Но лицо у него было умное, и стоило ещё сказать ему:

Давители, гасители — в истории этим слишком много бросались. Не будьте чрезмерно уверены, не пришлось бы вам когда-нибудь пожалеть об этих днях.

Стоило сказать, но его молодые уши ничего этого не слышали.

Прошли с ним кабинет. Прапорщик среди выставленных игрушек, безделушек, картин кажется серьёзно искал чего-то крупного — спрятанного человека или винтовки. И когда она заступила ему дверь в спальню, он сказал непреклонно:

— Разрешите. Я должен.

С отвращением впустила его.

И тут он тоже искал человека или винтовки, но не открывал шкафа и не заглядывал под кровать. А увидел на стене фотографический портрет Георгия в форме, который Ольда этой зимой увеличила с карточки.

— О! Этого полковника я знаю! — сказал.

— Не можете вы знать! — осадила Андозерская.

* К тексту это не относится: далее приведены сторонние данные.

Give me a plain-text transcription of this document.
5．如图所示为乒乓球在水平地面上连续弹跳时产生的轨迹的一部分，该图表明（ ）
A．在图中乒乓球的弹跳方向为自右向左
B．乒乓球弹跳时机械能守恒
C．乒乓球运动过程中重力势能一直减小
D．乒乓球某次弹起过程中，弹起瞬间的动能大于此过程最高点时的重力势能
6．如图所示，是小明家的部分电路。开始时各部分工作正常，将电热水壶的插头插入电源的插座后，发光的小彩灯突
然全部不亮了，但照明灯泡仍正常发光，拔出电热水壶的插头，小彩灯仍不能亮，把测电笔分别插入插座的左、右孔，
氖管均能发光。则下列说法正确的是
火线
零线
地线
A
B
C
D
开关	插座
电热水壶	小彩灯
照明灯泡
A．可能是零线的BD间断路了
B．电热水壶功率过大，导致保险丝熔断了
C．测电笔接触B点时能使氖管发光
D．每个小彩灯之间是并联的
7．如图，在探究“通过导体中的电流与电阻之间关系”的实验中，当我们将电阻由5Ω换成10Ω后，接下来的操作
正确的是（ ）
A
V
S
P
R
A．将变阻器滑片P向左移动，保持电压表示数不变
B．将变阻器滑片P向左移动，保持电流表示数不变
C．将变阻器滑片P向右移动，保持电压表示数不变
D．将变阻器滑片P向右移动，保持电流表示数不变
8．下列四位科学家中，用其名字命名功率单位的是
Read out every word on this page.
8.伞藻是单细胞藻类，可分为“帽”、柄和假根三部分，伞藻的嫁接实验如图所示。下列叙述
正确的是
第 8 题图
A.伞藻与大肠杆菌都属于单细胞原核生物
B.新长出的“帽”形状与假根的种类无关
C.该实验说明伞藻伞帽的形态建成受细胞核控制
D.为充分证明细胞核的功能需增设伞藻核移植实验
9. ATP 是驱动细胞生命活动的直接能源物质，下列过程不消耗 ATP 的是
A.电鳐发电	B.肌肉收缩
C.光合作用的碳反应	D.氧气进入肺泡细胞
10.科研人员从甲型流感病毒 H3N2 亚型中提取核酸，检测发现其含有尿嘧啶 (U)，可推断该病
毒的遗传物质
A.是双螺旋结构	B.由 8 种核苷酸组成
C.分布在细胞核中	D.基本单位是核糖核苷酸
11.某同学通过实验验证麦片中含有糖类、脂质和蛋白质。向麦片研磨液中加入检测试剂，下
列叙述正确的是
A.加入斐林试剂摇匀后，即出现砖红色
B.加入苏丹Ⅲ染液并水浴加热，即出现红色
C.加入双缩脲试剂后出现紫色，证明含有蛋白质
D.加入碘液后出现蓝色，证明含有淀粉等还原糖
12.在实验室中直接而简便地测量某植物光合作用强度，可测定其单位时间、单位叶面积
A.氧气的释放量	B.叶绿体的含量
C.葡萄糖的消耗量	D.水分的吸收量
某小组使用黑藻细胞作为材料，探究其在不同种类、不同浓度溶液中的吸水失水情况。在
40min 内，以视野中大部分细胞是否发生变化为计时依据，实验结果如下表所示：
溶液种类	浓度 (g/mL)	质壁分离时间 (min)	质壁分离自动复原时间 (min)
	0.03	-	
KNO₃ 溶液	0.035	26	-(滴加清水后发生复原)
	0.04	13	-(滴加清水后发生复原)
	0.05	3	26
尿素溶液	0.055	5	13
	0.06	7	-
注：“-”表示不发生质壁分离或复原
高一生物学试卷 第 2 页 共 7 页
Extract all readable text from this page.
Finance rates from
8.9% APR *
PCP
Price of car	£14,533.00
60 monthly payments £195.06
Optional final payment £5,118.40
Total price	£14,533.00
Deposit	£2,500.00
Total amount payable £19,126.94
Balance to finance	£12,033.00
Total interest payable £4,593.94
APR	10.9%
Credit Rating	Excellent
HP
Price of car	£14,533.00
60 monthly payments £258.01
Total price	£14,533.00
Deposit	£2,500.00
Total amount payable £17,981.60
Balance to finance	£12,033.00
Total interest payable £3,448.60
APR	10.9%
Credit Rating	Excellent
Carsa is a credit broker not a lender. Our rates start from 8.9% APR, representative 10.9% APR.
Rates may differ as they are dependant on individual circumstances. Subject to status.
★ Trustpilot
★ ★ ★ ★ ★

Нет знаю! — веселовато настаивал прапорщик. Он очень легко держался, будто не вломился в дом, а был приглашён как гость. — Его фамилия — Воротынцев?

Андозерская обомлела. И почувствовала, что краснеет. Она презирала этого прапорщика, а он как будто застал её тут с Георгием — и странно, что ей стало как-то приятно.

— Это ваш муж? Вот встреча!

Дерзкий враг, но причастностью к Георгию стал как будто знакомый. И такое счастливое чувство, что назвал его мужем, не ожидала сама.

— Откуда вы его...? — новым тоном спросила. — У него служили?

— Он — вывел нас, группу, из окружения в Восточной Пруссии. А где он сейчас?

— Вы много хотите знать, — потвердела она.

— Да нет, я что ж... — легко взмахнул он рукой. — Я только: если он будет противостоять революции и нам опять придётся с ним встретиться...

Вернулись в гостиную, где столпились обыскивающие.

— Ничего?

— Ничего.

— Пошли в следующую. До свиданья, мадам, извините.

Ушли.

Горничная кинулась ещё проверять. Как она с них глаз ни спускала, в столовой хотели серебро смахнуть в карман. Стала смотреть и Ольда Орестовна и обнаружила: в кабинете на столике пустой наклонный деревянный футлярчик — а часики с брелоком исчезли из него.

Наверно и ещё что-нибудь.

Нюра бросилась догонять их в соседнюю квартиру.

«А где он сейчас?..»

Так поспешно, обрывисто уехал. Так плохо кончилось в этот приезд.